On the other end of the spectrum was the Slick 2D opengl framework, also in java (since i started from processing which inherits from java i stuck to that root). But while feature rich, the API was just TOO rich and cluttered for my taste, as i was looking for something that would allow me to get going quickly and have good reference. Pulpcore turned out to have good enough performance (despite not being OpenGL) and a clean and nicely laid out API to let me learn fast.

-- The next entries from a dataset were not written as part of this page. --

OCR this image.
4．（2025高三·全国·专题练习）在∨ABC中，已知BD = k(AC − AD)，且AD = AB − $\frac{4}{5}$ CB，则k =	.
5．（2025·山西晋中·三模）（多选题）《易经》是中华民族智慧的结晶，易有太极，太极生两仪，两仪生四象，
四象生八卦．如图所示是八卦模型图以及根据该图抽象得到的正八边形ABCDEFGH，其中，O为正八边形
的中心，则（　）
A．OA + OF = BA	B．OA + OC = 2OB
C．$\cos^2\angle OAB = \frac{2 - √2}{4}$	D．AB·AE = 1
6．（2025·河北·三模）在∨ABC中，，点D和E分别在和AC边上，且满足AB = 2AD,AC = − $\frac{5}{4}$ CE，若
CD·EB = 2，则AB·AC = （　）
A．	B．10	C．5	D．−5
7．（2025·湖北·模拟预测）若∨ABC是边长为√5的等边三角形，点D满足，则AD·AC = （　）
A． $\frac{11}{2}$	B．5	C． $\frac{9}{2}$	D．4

Finally some tips for novice programmers who might stumble this way. I was quite confused at first as to what language to even use. Most game development leans towards C/C++. For nearly all indie games today this is unecessary. These are aweful languages to learn and force you to deal with lots of irrelevant junk. I was set on a language with built-in memory management. C# was promising but is far too focused on windows – i needed something mac-compatible, and wanted something cross platform. Python et al looked like they would be just too slow, despite the lovely syntax that makes programming so much less of a headache. Python is used a fair bit but generally as a scripting layer on top of a C engine. Since i didn’t want to deal with C, and would have to for the performance critical parts of my game this approach was ruled out.

So I stuck with java, despite most glances around the web indicating that its not really used for games. Which is sad, as its actually a good solution for a modern Indie – higher level language without some kind of propriety language (BlitzBasic, TorqueScript, etc), near-compiled speed, and useful for other programming tasks. The emergance of Android also makes it more interesting – a game written in java should be straightforward to port. Maybe i will try if i ever get my hands on an android device!